I will admit to having struggled a bit the last month or so (okay, so 3 months...whatever) in being here....now. I've felt it's all backwards and somehow I missed the correct exit off the highway. Yet, as I look over the last few months I see God's hand in placing us here.

There are pieces of enjoyment and excitement over having reliable utilities, smooth roads, and availability of basically whatever I feel like. I can speak the language without thinking too hard (although I do have to catch myself that I speak in English some days), I have resources for my children, family close, and I can DRIVE here. :)

Even still, I feel a niggling of something at the back of my mind or heart.

There is a scene from the Lord of the Ring Trilogy that haunts me a bit. It's in the 3rd movie 'The Return of the King' and Frodo is wandering through his house after the journey he went on and says this line...."How do you pick up the threads of a former life?"......

Egads. I know I'm short, but geez - that one hits a bit close to home. Maybe I'm more hobbit than I realize. We've seen outside the shire to the bigger world. We've fought certain battles and traveled dark and rugged roads. Seen some pretty evil things and had to stand close enough to get my eyebrows singed. Met new people, gained some understanding and a whole lot of empathy and gratitude for God's merciful hand.

I am glad for the chance we've had to look beyond our own corners but with that opportunity comes some sense of 'not belonging'. Just another peeling of the layers of self that God needs to remove to bring me closer to realizing this world is not my home. So don't mind me if I seem distracted. The last 5 years has not left me the same...thank goodness right?

I'll sign off with this last bit - I read this the other day and it resonated with me like nothing else has for a while. I guess, for today, I can sum up the lessons I've learned with this statement.

"Make God your permanent residence. Everything else is just temporary"

Is it ever.

Faith

Friday, September 10, 2010

home again, home again ....

Back home again - I arrived Wednesday evening after a fairly uneventful trip that lasted 15 days and included 5900 miles of driving. It was very good to see friends in Oaxaca again, sad to be packing up and leaving but very ready to be tying something off and now able to start making plans in some direction. The priority now is finding a job.

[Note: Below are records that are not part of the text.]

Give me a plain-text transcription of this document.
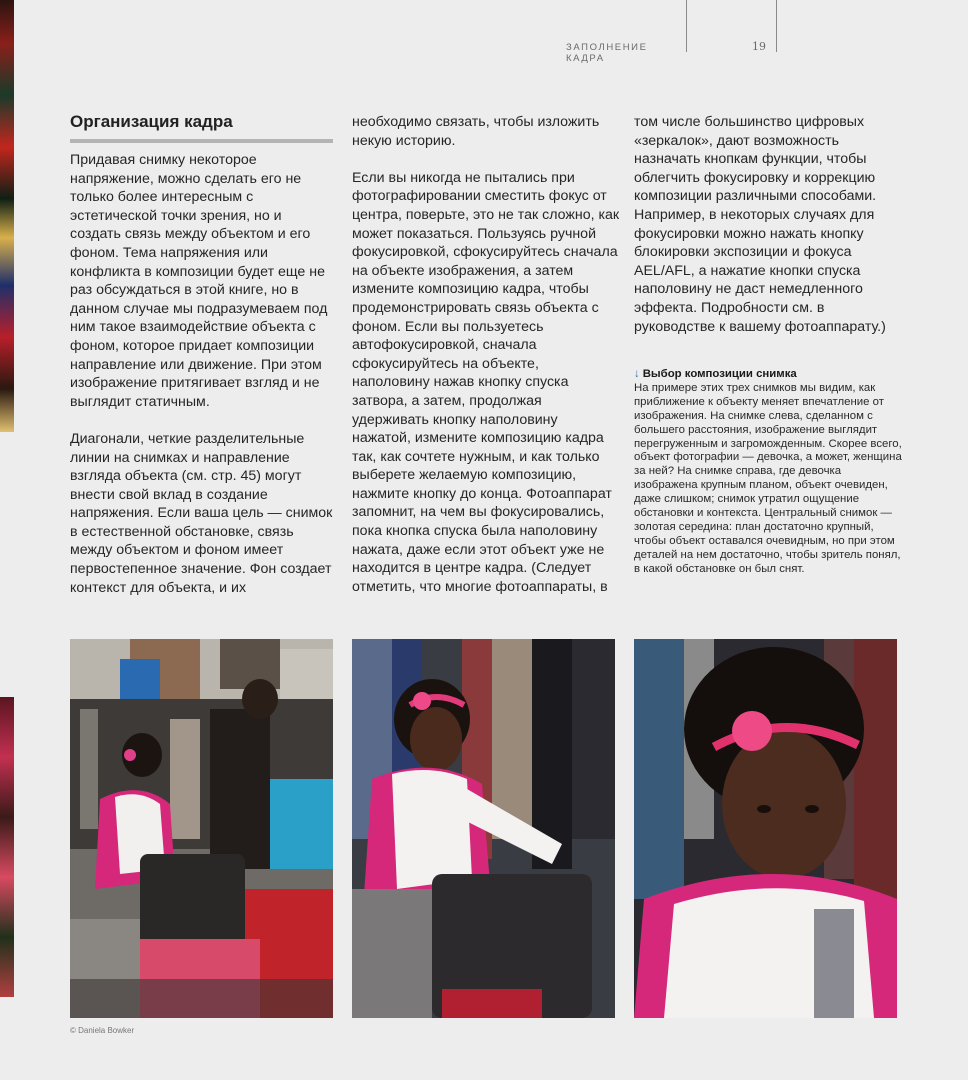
ЗАПОЛНЕНИЕ КАДРА
19
Организация кадра

Придавая снимку некоторое напряжение, можно сделать его не только более интересным с эстетической точки зрения, но и создать связь между объектом и его фоном. Тема напряжения или конфликта в композиции будет еще не раз обсуждаться в этой книге, но в данном случае мы подразумеваем под ним такое взаимодействие объекта с фоном, которое придает композиции направление или движение. При этом изображение притягивает взгляд и не выглядит статичным.

Диагонали, четкие разделительные линии на снимках и направление взгляда объекта (см. стр. 45) могут внести свой вклад в создание напряжения. Если ваша цель — снимок в естественной обстановке, связь между объектом и фоном имеет первостепенное значение. Фон создает контекст для объекта, и их

необходимо связать, чтобы изложить некую историю.

Если вы никогда не пытались при фотографировании сместить фокус от центра, поверьте, это не так сложно, как может показаться. Пользуясь ручной фокусировкой, сфокусируйтесь сначала на объекте изображения, а затем измените композицию кадра, чтобы продемонстрировать связь объекта с фоном. Если вы пользуетесь автофокусировкой, сначала сфокусируйтесь на объекте, наполовину нажав кнопку спуска затвора, а затем, продолжая удерживать кнопку наполовину нажатой, измените композицию кадра так, как сочтете нужным, и как только выберете желаемую композицию, нажмите кнопку до конца. Фотоаппарат запомнит, на чем вы фокусировались, пока кнопка спуска была наполовину нажата, даже если этот объект уже не находится в центре кадра. (Следует отметить, что многие фотоаппараты, в

том числе большинство цифровых «зеркалок», дают возможность назначать кнопкам функции, чтобы облегчить фокусировку и коррекцию композиции различными способами. Например, в некоторых случаях для фокусировки можно нажать кнопку блокировки экспозиции и фокуса AEL/AFL, а нажатие кнопки спуска наполовину не даст немедленного эффекта. Подробности см. в руководстве к вашему фотоаппарату.)

↓ Выбор композиции снимка
На примере этих трех снимков мы видим, как приближение к объекту меняет впечатление от изображения. На снимке слева, сделанном с большего расстояния, изображение выглядит перегруженным и загроможденным. Скорее всего, объект фотографии — девочка, а может, женщина за ней? На снимке справа, где девочка изображена крупным планом, объект очевиден, даже слишком; снимок утратил ощущение обстановки и контекста. Центральный снимок — золотая середина: план достаточно крупный, чтобы объект оставался очевидным, но при этом деталей на нем достаточно, чтобы зритель понял, в какой обстановке он был снят.
© Daniela Bowker
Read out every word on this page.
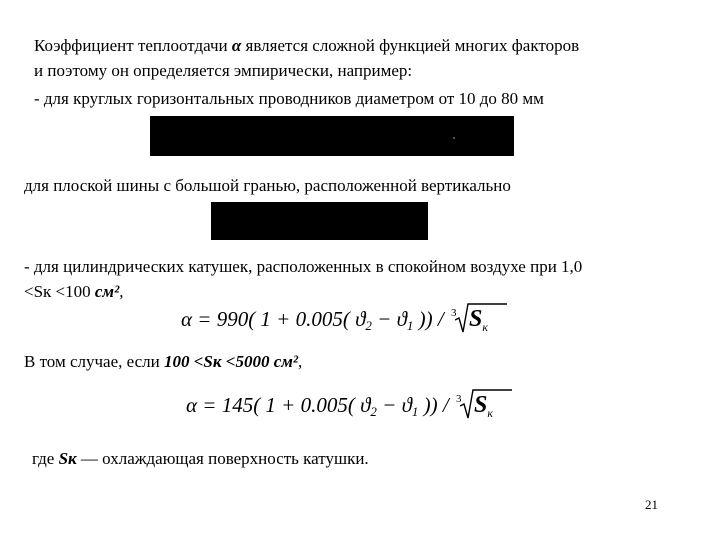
Коэффициент теплоотдачи α является сложной функцией многих факторов
и поэтому он определяется эмпирически, например:
- для круглых горизонтальных проводников диаметром от 10 до 80 мм
для плоской шины с большой гранью, расположенной вертикально
- для цилиндрических катушек, расположенных в спокойном воздухе при 1,0
<Sк <100 см²,
α = 990( 1 + 0.005( $ϑ_2 - ϑ_1$ )) / 3 $S_к$
В том случае, если 100 <Sк <5000 см²,
α = 145( 1 + 0.005( $ϑ_2 - ϑ_1$ )) / 3 $S_к$
где Sк — охлаждающая поверхность катушки.
21
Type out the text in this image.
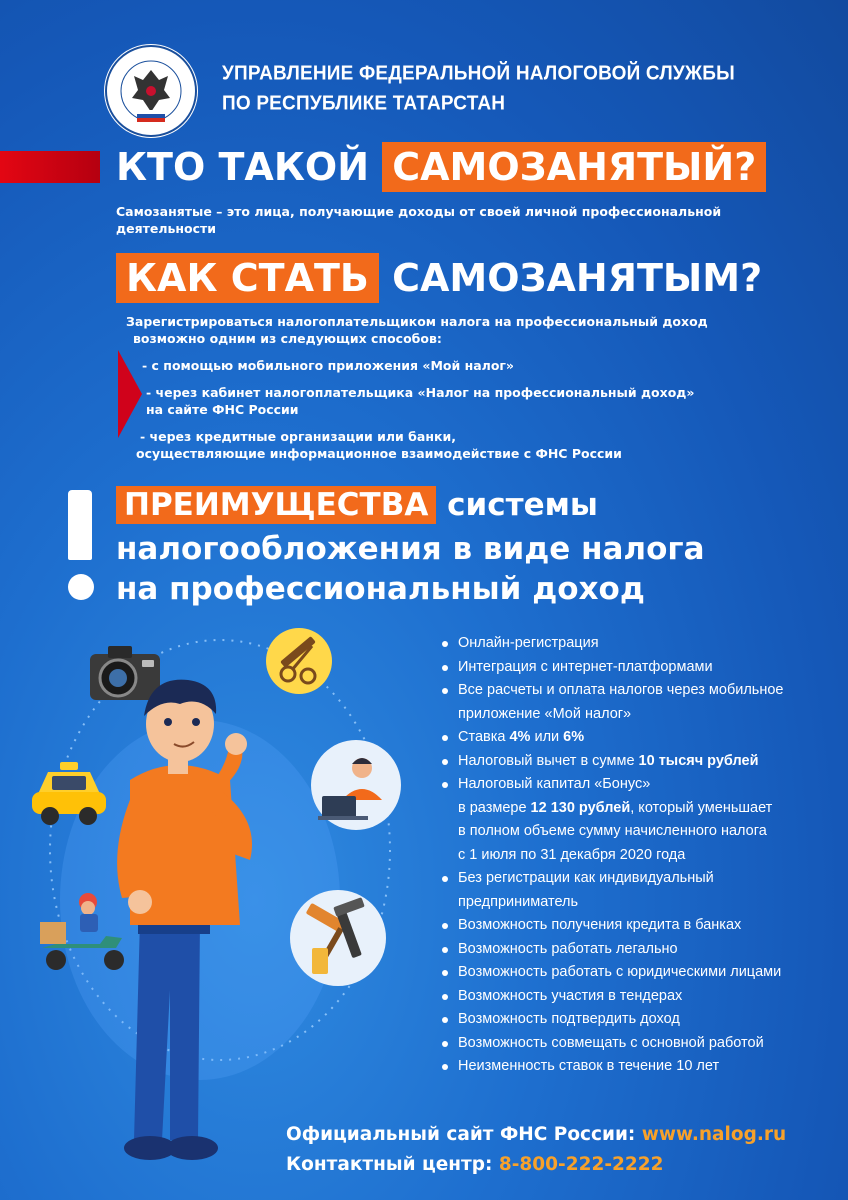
УПРАВЛЕНИЕ ФЕДЕРАЛЬНОЙ НАЛОГОВОЙ СЛУЖБЫ
ПО РЕСПУБЛИКЕ ТАТАРСТАН
КТО ТАКОЙ САМОЗАНЯТЫЙ?
Самозанятые – это лица, получающие доходы от своей личной профессиональной
деятельности
КАК СТАТЬ САМОЗАНЯТЫМ?
Зарегистрироваться налогоплательщиком налога на профессиональный доход
возможно одним из следующих способов:
- с помощью мобильного приложения «Мой налог»
- через кабинет налогоплательщика «Налог на профессиональный доход»
на сайте ФНС России
- через кредитные организации или банки,
осуществляющие информационное взаимодействие с ФНС России
ПРЕИМУЩЕСТВА системы
налогообложения в виде налога
на профессиональный доход
Онлайн-регистрация
Интеграция с интернет-платформами
Все расчеты и оплата налогов через мобильное
приложение «Мой налог»
Ставка 4% или 6%
Налоговый вычет в сумме 10 тысяч рублей
Налоговый капитал «Бонус»
в размере 12 130 рублей, который уменьшает
в полном объеме сумму начисленного налога
с 1 июля по 31 декабря 2020 года
Без регистрации как индивидуальный
предприниматель
Возможность получения кредита в банках
Возможность работать легально
Возможность работать с юридическими лицами
Возможность участия в тендерах
Возможность подтвердить доход
Возможность совмещать с основной работой
Неизменность ставок в течение 10 лет
Официальный сайт ФНС России: www.nalog.ru
Контактный центр: 8-800-222-2222
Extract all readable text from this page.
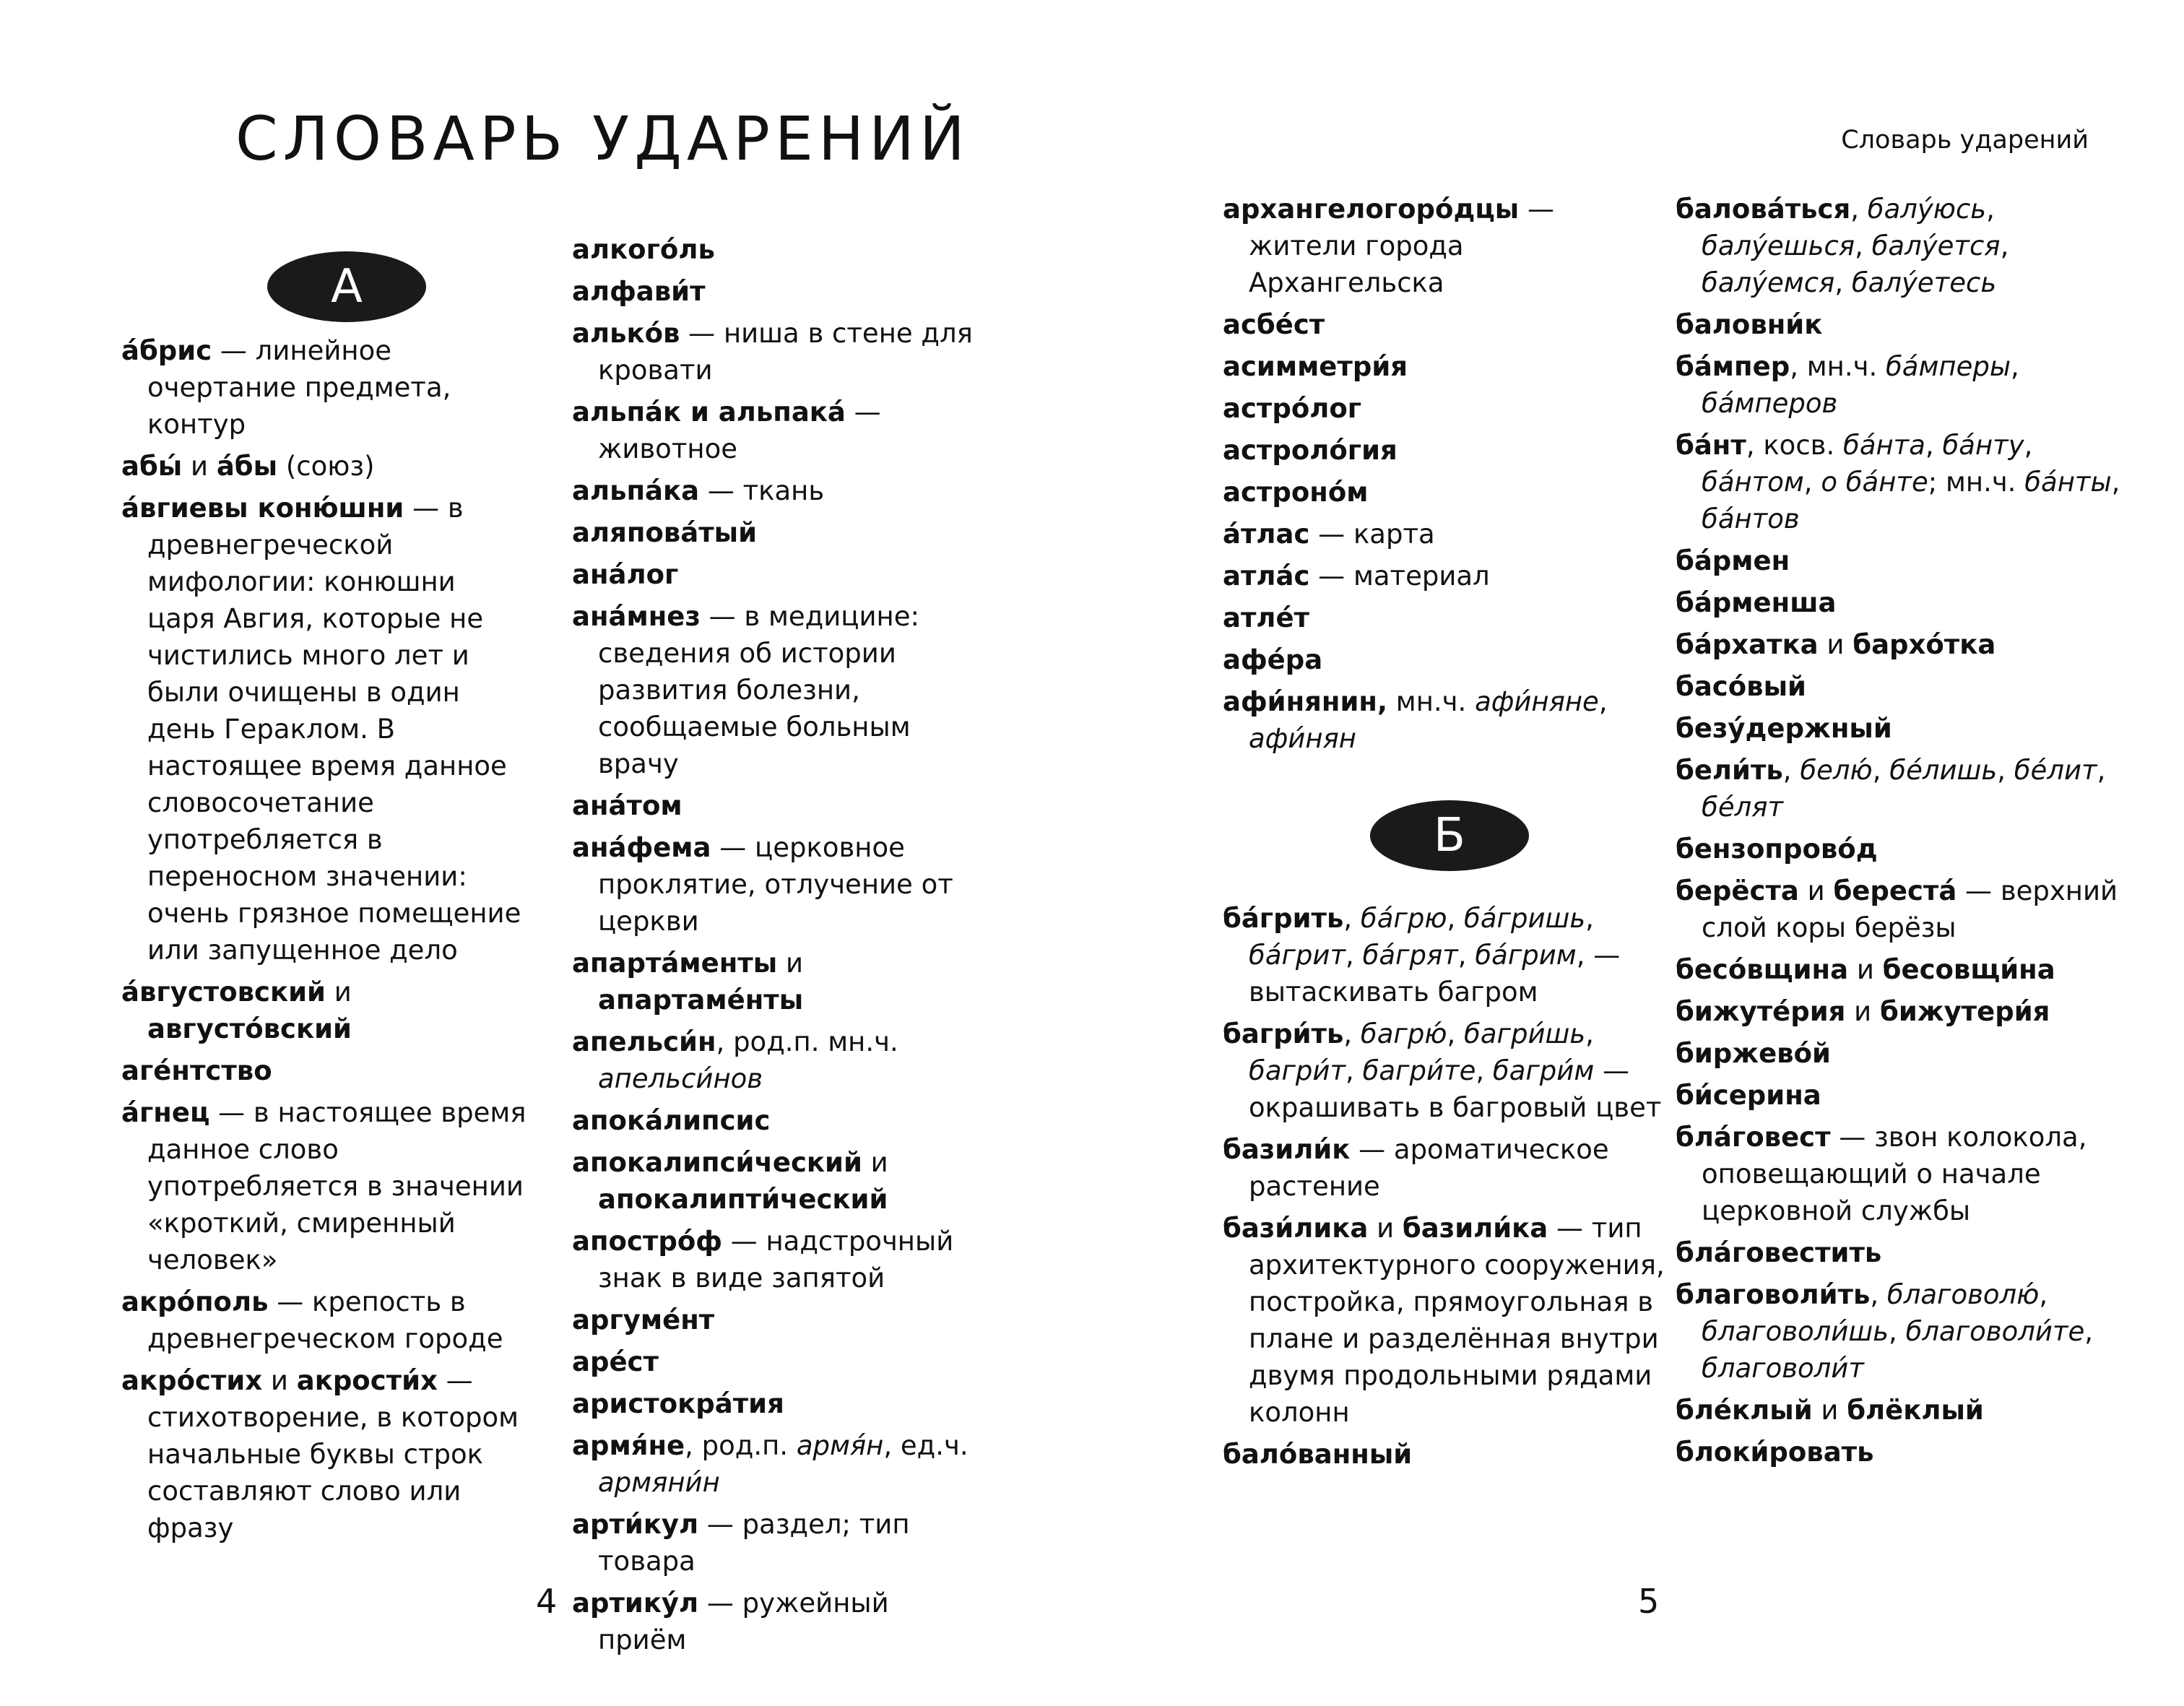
СЛОВАРЬ УДАРЕНИЙ	Словарь ударений
А
а́брис — линейное очертание предмета, контур
абы́ и а́бы (союз)
а́вгиевы коню́шни — в древнегреческой мифологии: конюшни царя Авгия, которые не чистились много лет и были очищены в один день Гераклом. В настоящее время данное словосочетание употребляется в переносном значении: очень грязное помещение или запущенное дело
а́вгустовский и августо́вский
аге́нтство
а́гнец — в настоящее время данное слово употребляется в значении «кроткий, смиренный человек»
акро́поль — крепость в древнегреческом городе
акро́стих и акрости́х — стихотворение, в котором начальные буквы строк составляют слово или фразу
алкого́ль
алфави́т
алько́в — ниша в стене для кровати
альпа́к и альпака́ — животное
альпа́ка — ткань
аляпова́тый
ана́лог
ана́мнез — в медицине: сведения об истории развития болезни, сообщаемые больным врачу
ана́том
ана́фема — церковное проклятие, отлучение от церкви
апарта́менты и апартаме́нты
апельси́н, род.п. мн.ч. апельси́нов
апока́липсис
апокалипси́ческий и апокалипти́ческий
апостро́ф — надстрочный знак в виде запятой
аргуме́нт
аре́ст
аристокра́тия
армя́не, род.п. армя́н, ед.ч. армяни́н
арти́кул — раздел; тип товара
артику́л — ружейный приём
архангелогоро́дцы — жители города Архангельска
асбе́ст
асимметри́я
астро́лог
астроло́гия
астроно́м
а́тлас — карта
атла́с — материал
атле́т
афе́ра
афи́нянин, мн.ч. афи́няне, афи́нян
Б
ба́грить, ба́грю, ба́гришь, ба́грит, ба́грят, ба́грим, — вытаскивать багром
багри́ть, багрю́, багри́шь, багри́т, багри́те, багри́м — окрашивать в багровый цвет
базили́к — ароматическое растение
бази́лика и базили́ка — тип архитектурного сооружения, постройка, прямоугольная в плане и разделённая внутри двумя продольными рядами колонн
бало́ванный
балова́ться, балу́юсь, балу́ешься, балу́ется, балу́емся, балу́етесь
баловни́к
ба́мпер, мн.ч. ба́мперы, ба́мперов
ба́нт, косв. ба́нта, ба́нту, ба́нтом, о ба́нте; мн.ч. ба́нты, ба́нтов
ба́рмен
ба́рменша
ба́рхатка и бархо́тка
басо́вый
безу́держный
бели́ть, белю́, бе́лишь, бе́лит, бе́лят
бензопрово́д
берёста и береста́ — верхний слой коры берёзы
бесо́вщина и бесовщи́на
бижуте́рия и бижутери́я
биржево́й
би́серина
бла́говест — звон колокола, оповещающий о начале церковной службы
бла́говестить
благоволи́ть, благоволю́, благоволи́шь, благоволи́те, благоволи́т
бле́клый и блёклый
блоки́ровать
4	5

Thanks to all who were watching and praying during the epic journey to the center of the earth, or at least partway there. The trip included few legitimate encounters with police or military, but a couple interactions with local police in Mexico allowing me opportunity to tip them for their wonderful services, which I declined. The trip also included minimal mechanical problems and no accidents or major delays.

Friday, September 3, 2010

Back in the USA

I heard from Alan a couple of hours ago. He has crossed the border and is on his way to spend the night in San Antonio with friends of ours.

I don't have many details on the trip other than the dot he put on the google map online, but he's across the border, safe and sound.

Now, to get him home to ME. :) Oh yeah....something like 5 or 6 more states.

Muchisimas gracias,

Faith

Wednesday, September 1, 2010

Tomorrow

Thursday, the 2nd begins the trek home. Or to the states. Or back to the family. Or.....

Alan is packed and ready with loose ends tied off in our Mexican world and will be leaving in the morning. Someday I may write about how I feel about that but today it's 'just the facts, ma'am'.

The trip down was extremely swift with only one 'stop' and gosh, would I ever love to see that happen on the north bound trip, but I'm too much of a realist for that.

He is imagining it to be slower for two reasons.

*One - he's loaded.
*Two - with said load, he'll be much more 'interesting' to look at.

We would be thankful for any and all prayers on his behalf. I'll be sure to keep you in the loop.